Performing PCA on large sparse matrix by using sklearn

khassan picture khassan · Nov 9, 2015 · Viewed 20.7k times · Source

I am trying to apply PCA on huge sparse matrix, in the following link it says that randomizedPCA of sklearn can handle sparse matrix of scipy sparse format. Apply PCA on very large sparse matrix

However, I always get error. Can someone point out what I am doing wrong.

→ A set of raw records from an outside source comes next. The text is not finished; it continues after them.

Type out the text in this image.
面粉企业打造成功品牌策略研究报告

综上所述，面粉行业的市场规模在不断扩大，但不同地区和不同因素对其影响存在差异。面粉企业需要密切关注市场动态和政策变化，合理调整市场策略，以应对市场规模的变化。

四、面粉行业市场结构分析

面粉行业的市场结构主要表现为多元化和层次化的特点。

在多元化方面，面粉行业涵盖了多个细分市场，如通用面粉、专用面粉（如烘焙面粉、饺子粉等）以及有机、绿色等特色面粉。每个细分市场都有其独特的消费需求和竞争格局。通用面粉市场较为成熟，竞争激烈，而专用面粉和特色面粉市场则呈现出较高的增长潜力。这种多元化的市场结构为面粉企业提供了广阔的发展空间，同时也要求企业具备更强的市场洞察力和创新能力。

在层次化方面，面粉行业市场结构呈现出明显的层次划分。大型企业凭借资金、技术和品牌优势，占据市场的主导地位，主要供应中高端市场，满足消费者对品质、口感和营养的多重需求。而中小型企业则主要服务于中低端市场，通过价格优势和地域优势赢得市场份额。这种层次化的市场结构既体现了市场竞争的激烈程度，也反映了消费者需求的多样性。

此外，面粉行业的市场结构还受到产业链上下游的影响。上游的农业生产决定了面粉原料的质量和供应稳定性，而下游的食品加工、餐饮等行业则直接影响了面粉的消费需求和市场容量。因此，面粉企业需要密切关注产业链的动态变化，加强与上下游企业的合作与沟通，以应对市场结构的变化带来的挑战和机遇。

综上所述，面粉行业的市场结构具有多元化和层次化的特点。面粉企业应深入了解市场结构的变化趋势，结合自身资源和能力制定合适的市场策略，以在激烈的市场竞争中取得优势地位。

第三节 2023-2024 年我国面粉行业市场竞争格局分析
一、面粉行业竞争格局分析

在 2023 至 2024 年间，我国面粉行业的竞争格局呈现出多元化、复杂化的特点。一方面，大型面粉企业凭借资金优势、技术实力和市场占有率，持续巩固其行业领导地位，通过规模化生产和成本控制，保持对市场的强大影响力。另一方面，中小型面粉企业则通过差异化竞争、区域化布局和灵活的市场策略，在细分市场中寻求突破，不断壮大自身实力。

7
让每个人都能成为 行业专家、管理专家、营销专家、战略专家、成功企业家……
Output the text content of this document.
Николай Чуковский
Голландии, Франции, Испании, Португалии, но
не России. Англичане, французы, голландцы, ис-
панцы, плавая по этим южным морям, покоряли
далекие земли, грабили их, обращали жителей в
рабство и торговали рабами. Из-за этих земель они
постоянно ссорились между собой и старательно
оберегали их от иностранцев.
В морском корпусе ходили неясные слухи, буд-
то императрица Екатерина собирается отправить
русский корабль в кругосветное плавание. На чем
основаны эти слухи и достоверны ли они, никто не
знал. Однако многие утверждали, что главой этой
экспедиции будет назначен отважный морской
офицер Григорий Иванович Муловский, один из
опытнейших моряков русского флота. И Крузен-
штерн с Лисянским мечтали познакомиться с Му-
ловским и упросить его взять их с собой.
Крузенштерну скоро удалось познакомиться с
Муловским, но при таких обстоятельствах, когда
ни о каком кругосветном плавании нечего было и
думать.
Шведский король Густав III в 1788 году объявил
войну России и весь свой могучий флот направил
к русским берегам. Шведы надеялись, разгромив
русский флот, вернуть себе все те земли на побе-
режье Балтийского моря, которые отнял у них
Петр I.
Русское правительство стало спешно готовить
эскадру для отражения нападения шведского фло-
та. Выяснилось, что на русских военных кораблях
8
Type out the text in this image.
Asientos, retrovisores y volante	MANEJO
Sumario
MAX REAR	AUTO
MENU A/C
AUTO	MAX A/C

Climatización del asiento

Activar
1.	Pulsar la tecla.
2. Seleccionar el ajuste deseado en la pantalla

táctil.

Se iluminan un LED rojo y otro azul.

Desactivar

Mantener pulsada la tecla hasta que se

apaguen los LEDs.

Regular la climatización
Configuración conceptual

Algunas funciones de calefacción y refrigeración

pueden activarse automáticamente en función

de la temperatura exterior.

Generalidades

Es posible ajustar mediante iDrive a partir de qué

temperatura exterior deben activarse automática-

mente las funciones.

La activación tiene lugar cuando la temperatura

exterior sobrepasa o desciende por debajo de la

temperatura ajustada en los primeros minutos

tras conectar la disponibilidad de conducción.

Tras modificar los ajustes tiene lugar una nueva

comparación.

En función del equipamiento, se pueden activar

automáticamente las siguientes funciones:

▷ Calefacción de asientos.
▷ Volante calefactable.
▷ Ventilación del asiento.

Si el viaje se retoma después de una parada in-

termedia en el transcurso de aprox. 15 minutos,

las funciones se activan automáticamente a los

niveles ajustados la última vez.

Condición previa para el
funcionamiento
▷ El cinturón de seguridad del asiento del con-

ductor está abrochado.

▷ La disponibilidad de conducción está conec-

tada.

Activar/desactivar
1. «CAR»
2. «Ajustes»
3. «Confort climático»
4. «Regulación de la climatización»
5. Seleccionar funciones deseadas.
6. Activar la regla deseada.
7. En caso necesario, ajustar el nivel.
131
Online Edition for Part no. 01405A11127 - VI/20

Input matrix 'X_train' contains numbers in float64:

>>>type(X_train)
<class 'scipy.sparse.csr.csr_matrix'>
>>>X_train.shape
(2365436, 1617899)
>>>X_train.ndim 
2
>>>X_train[0]     
<1x1617899 sparse matrix of type '<type 'numpy.float64'>'
    with 81 stored elements in Compressed Sparse Row format>

I am trying to do:

>>>from sklearn.decomposition import RandomizedPCA
>>>pca = RandomizedPCA()
>>>pca.fit(X_train)
Traceback (most recent call last):
  File "<stdin>", line 1, in <module>
  File "/home/RT11/.pyenv/versions/2.7.9/lib/python2.7/site-packages/sklearn/decomposition/pca.py", line 567, in fit
    self._fit(check_array(X))
  File "/home/RT11/.pyenv/versions/2.7.9/lib/python2.7/site-packages/sklearn/utils/validation.py", line 334, in check_array
    copy, force_all_finite)
  File "/home/RT11/.pyenv/versions/2.7.9/lib/python2.7/site-packages/sklearn/utils/validation.py", line 239, in _ensure_sparse_format
    raise TypeError('A sparse matrix was passed, but dense '
TypeError: A sparse matrix was passed, but dense data is required. Use X.toarray() to convert to a dense numpy array.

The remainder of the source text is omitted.